Ichijo, Atsuko (2019) Political modernity in East Asia : religion, nationalism and subversion of imperialism. In: Shani, Georgio and Kibe, Takashi, (eds.) Religion and nationalism in Asia. Abingdon, U.K. : Routledge. pp. 108-123. (Political Theories in East Asian Context) ISBN 9780367183424
Abstract
This chapter examines the development of political modernity in East Asia in the early twentieth century through an exploration of the ways in which ideas about political community were produced, used and appropriated by both the imperialists and the colonised. Inspired by the theory of multiple modernities (Eisenstadt 2000), this chapter focuses on the ways in which Asianism was developed and acted upon by Eastern Asian intellectuals to define modernity in their own terms.

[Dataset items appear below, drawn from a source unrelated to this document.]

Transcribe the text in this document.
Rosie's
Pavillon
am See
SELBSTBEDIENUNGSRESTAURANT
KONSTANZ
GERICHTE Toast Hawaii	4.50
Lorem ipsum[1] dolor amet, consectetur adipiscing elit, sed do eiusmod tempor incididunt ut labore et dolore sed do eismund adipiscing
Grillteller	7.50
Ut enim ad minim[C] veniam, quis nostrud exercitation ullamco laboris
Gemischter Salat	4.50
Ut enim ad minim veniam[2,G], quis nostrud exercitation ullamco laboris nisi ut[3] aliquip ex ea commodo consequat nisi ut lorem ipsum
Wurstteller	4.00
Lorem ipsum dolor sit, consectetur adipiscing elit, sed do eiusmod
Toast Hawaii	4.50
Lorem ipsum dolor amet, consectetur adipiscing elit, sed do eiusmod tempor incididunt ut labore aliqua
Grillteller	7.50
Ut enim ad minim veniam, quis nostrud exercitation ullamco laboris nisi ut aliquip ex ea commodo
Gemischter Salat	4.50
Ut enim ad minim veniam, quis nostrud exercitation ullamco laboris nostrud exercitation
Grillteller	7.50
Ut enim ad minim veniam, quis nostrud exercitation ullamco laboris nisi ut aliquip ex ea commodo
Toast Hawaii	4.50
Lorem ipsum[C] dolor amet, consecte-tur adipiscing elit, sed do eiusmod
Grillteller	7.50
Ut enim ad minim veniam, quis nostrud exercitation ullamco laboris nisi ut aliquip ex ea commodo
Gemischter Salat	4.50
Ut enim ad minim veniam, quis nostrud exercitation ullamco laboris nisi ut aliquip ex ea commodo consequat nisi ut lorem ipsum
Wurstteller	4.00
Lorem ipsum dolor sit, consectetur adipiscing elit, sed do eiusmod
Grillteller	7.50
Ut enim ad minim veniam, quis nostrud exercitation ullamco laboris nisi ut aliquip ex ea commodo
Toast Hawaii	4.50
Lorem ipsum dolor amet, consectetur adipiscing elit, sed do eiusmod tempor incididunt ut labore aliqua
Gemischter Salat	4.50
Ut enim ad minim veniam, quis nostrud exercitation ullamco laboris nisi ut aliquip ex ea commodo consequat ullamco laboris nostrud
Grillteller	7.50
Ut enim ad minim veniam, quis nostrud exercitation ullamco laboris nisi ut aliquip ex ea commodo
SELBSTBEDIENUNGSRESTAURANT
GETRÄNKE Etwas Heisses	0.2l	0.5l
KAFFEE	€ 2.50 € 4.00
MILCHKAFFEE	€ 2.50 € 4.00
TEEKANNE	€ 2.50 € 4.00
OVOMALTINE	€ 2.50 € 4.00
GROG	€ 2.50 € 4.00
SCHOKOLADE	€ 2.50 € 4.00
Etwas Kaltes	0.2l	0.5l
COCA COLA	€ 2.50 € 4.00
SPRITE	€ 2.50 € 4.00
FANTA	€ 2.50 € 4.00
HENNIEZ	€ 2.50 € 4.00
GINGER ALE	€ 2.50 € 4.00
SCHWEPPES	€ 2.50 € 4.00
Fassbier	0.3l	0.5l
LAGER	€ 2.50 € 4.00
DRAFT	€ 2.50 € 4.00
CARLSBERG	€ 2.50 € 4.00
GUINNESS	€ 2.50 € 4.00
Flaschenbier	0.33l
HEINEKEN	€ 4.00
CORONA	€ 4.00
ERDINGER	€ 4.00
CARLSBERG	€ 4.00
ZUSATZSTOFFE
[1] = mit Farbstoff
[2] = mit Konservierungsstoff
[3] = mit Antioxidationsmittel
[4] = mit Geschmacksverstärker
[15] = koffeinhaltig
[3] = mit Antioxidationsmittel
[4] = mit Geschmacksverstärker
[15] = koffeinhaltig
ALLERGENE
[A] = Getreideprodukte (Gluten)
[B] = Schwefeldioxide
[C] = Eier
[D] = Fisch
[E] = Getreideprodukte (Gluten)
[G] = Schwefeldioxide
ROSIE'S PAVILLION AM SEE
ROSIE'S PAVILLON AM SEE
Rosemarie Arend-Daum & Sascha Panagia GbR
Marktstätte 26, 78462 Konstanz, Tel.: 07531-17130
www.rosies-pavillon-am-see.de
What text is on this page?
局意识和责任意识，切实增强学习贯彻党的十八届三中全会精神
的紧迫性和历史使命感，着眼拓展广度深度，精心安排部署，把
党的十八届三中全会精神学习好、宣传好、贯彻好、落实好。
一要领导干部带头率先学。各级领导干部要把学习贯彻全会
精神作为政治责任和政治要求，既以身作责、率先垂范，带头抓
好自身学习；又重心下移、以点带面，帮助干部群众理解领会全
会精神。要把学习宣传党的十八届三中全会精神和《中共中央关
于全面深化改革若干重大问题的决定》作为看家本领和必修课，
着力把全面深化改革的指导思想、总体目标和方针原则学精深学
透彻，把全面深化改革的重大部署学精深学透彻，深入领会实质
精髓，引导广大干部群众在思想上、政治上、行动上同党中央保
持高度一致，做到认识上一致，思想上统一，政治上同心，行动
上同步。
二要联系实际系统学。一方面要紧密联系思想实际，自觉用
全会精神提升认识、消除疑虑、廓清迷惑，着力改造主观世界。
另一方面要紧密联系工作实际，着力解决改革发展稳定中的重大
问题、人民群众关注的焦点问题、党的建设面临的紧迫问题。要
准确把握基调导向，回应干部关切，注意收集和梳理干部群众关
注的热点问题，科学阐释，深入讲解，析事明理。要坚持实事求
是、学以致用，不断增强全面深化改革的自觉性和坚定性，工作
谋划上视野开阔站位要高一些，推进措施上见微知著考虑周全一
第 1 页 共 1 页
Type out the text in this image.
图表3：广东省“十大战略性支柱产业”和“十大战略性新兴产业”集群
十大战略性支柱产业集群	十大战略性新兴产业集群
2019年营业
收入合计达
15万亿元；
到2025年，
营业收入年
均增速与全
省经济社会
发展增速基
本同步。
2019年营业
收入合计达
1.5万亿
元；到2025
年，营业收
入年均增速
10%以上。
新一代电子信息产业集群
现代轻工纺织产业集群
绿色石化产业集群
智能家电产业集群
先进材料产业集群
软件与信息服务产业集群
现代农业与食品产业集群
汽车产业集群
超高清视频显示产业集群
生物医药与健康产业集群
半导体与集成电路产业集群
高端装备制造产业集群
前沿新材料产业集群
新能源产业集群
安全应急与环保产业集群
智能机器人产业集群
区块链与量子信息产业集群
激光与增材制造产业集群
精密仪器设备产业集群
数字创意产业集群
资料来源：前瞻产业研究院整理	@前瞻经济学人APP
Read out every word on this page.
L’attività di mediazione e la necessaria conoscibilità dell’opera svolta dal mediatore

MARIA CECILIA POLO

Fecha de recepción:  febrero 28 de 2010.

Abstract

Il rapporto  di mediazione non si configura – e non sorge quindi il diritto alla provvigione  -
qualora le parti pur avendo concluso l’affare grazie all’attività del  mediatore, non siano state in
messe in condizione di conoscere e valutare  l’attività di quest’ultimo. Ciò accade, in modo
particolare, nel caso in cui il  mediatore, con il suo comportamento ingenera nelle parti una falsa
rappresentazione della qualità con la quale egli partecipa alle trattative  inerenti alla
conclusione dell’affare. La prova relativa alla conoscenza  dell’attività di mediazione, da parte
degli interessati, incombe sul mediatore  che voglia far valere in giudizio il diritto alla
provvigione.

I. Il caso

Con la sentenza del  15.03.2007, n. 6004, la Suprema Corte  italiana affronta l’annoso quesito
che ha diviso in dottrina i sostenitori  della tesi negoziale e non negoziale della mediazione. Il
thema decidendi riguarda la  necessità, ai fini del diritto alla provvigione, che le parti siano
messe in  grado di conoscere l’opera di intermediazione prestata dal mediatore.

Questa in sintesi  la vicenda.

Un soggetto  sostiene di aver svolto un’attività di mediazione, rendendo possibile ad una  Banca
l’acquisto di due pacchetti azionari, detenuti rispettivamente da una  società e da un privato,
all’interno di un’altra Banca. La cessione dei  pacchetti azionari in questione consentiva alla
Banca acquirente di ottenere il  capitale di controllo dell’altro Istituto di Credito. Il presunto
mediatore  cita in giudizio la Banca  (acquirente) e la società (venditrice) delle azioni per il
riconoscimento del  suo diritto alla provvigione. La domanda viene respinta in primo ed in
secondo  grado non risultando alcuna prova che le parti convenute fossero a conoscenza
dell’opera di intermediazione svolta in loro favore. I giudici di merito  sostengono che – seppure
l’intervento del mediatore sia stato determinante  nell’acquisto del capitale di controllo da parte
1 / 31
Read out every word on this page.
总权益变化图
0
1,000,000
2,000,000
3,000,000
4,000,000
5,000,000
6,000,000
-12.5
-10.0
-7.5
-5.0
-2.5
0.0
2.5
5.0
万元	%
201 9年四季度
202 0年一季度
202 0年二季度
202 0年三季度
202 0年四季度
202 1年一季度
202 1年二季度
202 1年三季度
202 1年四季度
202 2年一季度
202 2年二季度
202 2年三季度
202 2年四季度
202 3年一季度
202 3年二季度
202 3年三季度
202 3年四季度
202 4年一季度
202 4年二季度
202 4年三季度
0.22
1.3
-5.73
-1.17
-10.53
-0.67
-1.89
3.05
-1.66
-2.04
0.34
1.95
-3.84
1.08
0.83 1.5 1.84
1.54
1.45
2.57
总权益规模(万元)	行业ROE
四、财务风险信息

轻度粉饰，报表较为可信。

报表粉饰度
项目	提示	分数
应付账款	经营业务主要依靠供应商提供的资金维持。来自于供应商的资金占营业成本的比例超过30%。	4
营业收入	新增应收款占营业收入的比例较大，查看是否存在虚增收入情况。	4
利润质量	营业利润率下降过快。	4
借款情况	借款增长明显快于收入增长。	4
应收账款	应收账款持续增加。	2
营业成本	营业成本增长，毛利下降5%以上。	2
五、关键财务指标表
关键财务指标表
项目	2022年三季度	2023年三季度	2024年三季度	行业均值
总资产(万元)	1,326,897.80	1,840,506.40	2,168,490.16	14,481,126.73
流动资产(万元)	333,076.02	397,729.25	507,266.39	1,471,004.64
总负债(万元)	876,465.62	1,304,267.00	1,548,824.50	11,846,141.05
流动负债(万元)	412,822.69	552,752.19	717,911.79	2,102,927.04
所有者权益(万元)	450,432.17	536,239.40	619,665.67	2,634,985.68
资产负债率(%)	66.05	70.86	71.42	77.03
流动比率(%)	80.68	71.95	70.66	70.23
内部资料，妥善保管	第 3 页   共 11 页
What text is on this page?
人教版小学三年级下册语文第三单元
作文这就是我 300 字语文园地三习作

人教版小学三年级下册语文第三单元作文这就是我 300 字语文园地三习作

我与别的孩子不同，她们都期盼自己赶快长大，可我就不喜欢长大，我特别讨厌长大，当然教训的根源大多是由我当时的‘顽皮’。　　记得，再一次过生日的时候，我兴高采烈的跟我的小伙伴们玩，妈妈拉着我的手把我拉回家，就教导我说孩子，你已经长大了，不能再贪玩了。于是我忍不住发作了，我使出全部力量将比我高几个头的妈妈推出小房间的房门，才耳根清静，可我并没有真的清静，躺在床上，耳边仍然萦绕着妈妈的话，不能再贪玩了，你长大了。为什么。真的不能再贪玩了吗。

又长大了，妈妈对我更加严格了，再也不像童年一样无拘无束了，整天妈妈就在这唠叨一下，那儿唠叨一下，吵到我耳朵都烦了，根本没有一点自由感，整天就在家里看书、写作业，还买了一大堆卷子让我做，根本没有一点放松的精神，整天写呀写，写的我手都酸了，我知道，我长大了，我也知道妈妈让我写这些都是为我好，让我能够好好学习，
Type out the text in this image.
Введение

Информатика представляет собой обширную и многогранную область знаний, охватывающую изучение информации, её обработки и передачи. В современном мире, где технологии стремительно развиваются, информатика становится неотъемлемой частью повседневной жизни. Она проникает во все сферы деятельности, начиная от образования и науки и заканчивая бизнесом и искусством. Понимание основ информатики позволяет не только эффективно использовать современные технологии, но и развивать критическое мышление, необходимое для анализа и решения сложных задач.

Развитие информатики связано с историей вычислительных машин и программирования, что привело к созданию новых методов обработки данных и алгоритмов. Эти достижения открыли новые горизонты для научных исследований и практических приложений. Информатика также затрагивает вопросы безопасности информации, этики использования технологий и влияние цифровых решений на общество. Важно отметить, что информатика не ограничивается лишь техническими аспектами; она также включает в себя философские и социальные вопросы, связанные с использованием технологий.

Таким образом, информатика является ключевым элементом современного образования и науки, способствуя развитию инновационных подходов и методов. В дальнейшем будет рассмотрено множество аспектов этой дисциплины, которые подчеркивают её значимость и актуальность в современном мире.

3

In particular, the chapter reviews the ways in which various ideas associated with Asianism, articulated within the context of the philosophy of world history by the Kyoto School, were engaged by colonial intellectuals in Taiwan, Korea and China, which represented an exercise of agency and subjectivity on the part of the colonised. These ideas include schemes such as the East Asian Community (東亜協同体) and the East Asia League (東亜連盟). These initiatives clearly were tools of Japanese colonial oppression, but attempts were made by intellectuals in various parts of the Japanese Empire to make use of these ideas in order to resist, challenge and even subvert Japanese imperialism. Although these attempts were ultimately unsuccessful, by examining the ways in which the oppressed and subjugated tried to mobilise the ideas of the oppressor in order to resist and subvert the oppression, the chapter calls for a more agency-centered investigation of the ideas used by the colonised and the oppressed in the unfolding of modernity.